Giornata 38: San Marco e Cappella Brancacci

Continued the Beato Angelico (Fra Angelico) exhibition at Museo di San Marco.

In the cloister is a Fra Angelico fresco. The subject, Crucifixion with Saint Dominic, is repeated with variations on a smaller scale inside many of the friars’ cells.

The current complex was built through a donation by Cosimo Medici and there are Medici symbols throught (although not in this photo).

The exhibition shows the evolution of Fra Angelico’s style and the interaction with his contemporaries. One of his earliest known altarpieces from Fiesole Cathedral shows development of perspective—not perfect but clearly something he was interested in.

The work has been significantly altered from its original. An attempt at reconstructing what it might have been like:

One of his possible teachers may have been Gherardo Starnina. Very few of his paintings remain. His style is International Gothic, characterized by elegant and decorative shapes and lines.

Tommaso di Ser Giovanni di Simone, called Masaccio, is regarded as the great early Renaissance painter who demonstrated a clear understanding of perspective. But the exhibition shows that what he was doing, Fra Angelico was also attempting.

Masaccio
Fra Angelico

Fra Angelico did not always do small works

We went into the convento, which in English, convent, is thought of as a place where nuns lived but in Italy, it is also the name for where friars and monks lived. Fra Angelico and his assistants decorated every cell, the little room where a friar slept, studied and prayed.

The stairway going up to the cells has a famous fresco of the Annunciation. So famous everyone stops on the stairs to take a photo.

When I finally got to the top to look at the fresco, I forgot to take a photo. This was taken by one of the other participants.

Each cell has a different fresco which is intended to help the inhabitant pray and remember the purpose of being a Dominican. Some are definitely about more pleasant subjects than others.

The most famous resident of San Marco was Girolamo Savonarola. He became head of the convento and wanted the church to be more Christian and for him, this meant eliminating corruption, secularism and mistreatment of the poor. He was an ascetic and advocated the destruction of secular luxuries like non-Christian painting, fancy clothes, jewellery and non-Christian or pagan books. His reform activities included “bonfires of the vanities”, where unapproved of items were thrown into a fire, sometimes taken unwillingly from the owners by Savonarola’s supporters.
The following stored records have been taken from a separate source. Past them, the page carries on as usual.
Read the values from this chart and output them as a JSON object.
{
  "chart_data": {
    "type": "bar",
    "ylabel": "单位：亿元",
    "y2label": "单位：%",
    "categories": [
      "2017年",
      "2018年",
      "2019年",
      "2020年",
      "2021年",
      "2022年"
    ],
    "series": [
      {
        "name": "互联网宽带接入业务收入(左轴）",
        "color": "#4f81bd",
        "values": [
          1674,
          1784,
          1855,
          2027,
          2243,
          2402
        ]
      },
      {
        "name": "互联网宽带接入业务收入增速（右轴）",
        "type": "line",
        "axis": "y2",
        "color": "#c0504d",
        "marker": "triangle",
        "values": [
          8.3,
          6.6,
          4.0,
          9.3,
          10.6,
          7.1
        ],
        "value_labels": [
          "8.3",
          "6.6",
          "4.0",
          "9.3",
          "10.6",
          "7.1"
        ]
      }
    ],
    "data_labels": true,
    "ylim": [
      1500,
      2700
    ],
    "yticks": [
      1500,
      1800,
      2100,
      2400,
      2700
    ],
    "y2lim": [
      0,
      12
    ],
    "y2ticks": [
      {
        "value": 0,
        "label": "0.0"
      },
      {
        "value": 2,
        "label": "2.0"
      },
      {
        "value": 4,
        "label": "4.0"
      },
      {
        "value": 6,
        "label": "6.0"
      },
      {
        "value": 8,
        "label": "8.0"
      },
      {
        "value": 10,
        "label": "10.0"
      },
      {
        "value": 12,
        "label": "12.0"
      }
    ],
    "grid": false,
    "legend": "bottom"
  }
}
His preaching was so popular, from 1494-1498, he became the de facto ruler of Florence and helped expel the Medici.

But Savonarola made the mistake of fighting the Pope, Alexander VI (Borgia) and ended up being burned at the stake.

We took a quick look at the library where friars and monks produced illuminated manuscripts.

After a quick lunch, we went to the Brancacci Chapel in Santa Maria del Carmine to look at the frescoes produced by Masaccio, and Tommaso di Cristoforo Fini, known as Masolino. An over simplified gloss on art history describes the Brancacci Chapel as the place where Renaissance art was born. The work was begun about 1423.

Naturalism in the bodies, identifiable landscape, perspective, use of single light source to create shadow are elements of the frescoes that are considered Renaissance but the Fra Angelico exhibition shows that these were also elements being worked on in Fra Angelico’s work. No one painter or work can take credit for creating Renaissance art.

The bottom section was done around 1485 by Fillipino Lippi after Masaccio had died and after the sponsor returned from exile.